DoD News, Defense Media Activity

SALT LAKE CITY — Veterans who depart the military on misconduct charges are seven times more likely to end up homeless than those who leave for other reasons.

That was the key finding in a new study from Utah researchers analyzing 448,290 active-duty service members who left the military between October 2001 and December 2011.

Researchers used data from the Veterans Health Administration to study veterans who served in Afghanistan or Iraq during that period. The veterans also had to be eligible for VHA services, which means the study did not include veterans who were dishonorably discharged because that includes the loss of all VA benefits.

The study found that while 6 percent of the veterans left the military because of misconduct charges, that group made up 26 percent of total homeless veterans at their first VHA encounters. The number increased to 28 percent within a year, falling to 21 percent after five years.
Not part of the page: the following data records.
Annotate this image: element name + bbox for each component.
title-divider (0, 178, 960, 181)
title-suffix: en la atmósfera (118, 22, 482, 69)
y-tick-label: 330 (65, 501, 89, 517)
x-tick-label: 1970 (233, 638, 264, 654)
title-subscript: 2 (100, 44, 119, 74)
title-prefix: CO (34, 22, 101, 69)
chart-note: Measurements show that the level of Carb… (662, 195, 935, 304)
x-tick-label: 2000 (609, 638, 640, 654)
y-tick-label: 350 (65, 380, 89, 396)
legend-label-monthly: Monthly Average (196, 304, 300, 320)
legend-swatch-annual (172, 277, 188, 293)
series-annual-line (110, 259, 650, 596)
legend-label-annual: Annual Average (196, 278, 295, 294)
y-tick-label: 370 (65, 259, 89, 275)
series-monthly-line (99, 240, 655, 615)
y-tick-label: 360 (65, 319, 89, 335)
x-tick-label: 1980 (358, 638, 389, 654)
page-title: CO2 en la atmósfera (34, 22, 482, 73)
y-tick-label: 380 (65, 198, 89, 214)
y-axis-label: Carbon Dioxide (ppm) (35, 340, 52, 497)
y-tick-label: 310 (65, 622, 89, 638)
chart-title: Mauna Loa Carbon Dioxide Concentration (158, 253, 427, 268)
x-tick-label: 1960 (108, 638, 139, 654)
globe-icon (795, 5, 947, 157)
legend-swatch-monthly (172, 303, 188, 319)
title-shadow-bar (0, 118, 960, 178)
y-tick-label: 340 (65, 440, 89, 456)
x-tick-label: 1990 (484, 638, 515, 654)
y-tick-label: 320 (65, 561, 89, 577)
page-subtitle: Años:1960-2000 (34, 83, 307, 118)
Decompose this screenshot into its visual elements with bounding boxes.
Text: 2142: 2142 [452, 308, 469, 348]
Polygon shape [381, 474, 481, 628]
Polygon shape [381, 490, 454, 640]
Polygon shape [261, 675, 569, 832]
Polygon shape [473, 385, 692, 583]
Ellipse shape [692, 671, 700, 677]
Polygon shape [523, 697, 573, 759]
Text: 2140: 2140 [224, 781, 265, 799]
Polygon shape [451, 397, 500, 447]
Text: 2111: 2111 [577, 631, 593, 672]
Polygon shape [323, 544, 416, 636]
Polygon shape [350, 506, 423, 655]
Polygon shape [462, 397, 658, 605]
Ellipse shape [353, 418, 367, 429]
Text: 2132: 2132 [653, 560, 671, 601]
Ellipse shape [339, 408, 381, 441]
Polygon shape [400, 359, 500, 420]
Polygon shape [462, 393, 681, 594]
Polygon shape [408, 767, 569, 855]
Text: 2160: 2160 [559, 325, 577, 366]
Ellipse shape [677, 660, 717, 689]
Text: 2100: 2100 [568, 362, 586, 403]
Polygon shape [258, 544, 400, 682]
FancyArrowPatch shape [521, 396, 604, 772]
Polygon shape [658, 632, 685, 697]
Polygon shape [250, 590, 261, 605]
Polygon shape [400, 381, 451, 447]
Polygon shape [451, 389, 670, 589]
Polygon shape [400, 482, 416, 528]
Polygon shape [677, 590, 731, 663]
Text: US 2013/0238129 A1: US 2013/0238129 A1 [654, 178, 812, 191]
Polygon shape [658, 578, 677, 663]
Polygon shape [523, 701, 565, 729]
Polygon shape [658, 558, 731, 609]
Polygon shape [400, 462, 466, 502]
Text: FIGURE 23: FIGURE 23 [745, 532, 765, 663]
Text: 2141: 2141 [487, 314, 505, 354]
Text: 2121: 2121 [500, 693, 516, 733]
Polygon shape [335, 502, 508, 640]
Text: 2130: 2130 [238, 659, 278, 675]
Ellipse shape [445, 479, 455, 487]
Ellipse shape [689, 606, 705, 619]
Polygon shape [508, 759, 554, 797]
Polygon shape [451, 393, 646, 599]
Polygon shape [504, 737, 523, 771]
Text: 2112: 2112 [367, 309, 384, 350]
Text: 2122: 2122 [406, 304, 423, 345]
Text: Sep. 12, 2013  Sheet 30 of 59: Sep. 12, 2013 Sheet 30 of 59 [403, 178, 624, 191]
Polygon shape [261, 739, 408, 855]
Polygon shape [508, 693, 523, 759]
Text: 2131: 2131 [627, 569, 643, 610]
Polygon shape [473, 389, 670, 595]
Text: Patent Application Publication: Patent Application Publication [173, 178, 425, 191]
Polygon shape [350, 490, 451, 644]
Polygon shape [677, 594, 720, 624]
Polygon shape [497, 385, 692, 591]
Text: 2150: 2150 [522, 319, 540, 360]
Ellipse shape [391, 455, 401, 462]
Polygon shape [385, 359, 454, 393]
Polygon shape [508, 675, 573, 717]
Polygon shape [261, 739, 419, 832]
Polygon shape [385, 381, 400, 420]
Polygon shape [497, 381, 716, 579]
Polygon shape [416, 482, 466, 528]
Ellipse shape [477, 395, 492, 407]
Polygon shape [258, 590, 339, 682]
Lead author and Utah State University researcher Jamison Fargo called the results a breakthrough.

“The key finding was that the risk for homelessness was seven times greater for those with misconduct-related separations,” he said. “This is the strongest predictor of veteran homelessness that we’ve found to date. It’s pretty groundbreaking.”

In the study, veterans were designated as homeless if they received a “lack of housing” code assignment during their VHA visits or if they were participating in a VHA homelessness program.

The DoD uses six separation categories when a military member leaves the service. Those categories include misconduct, disability, early release, disqualified, normal, and other or unknown.

Misconduct, as defined by the DoD, can include drug use, alcoholism and other code-of-conduct offenses and infractions. Substance abuse, Fargo said, was the No. 1 reason for a misconduct-related separation from the military. 

Fargo said he and the study’s co-authors, who included University of Utah researcher Adi Gundlapalli and researchers from the Utah VA Health Care system, assumed homelessness would be higher among veterans with misconduct records.

“But we were surprised at the magnitude of the rates,” Fargo said. Seven percent, he observed, “is pretty significant.”

Fargo said the study’s identification of a dominant risk factor for homelessness should push VA officials to focus resources on veterans who leave the military on misconduct charges. Those individuals should be provided with more intensive case management, education and tracking, he said.

“We don’t even need to create anything new,“ Fargo said. ”We can use already existing VA resources. The tools are already there.“

The USU researcher said it’s important that military members who have made mistakes during their careers are not cast into the shadows and forgotten.

“These are still individuals who served their country to one degree or another,” he said. “You can’t just write people off.”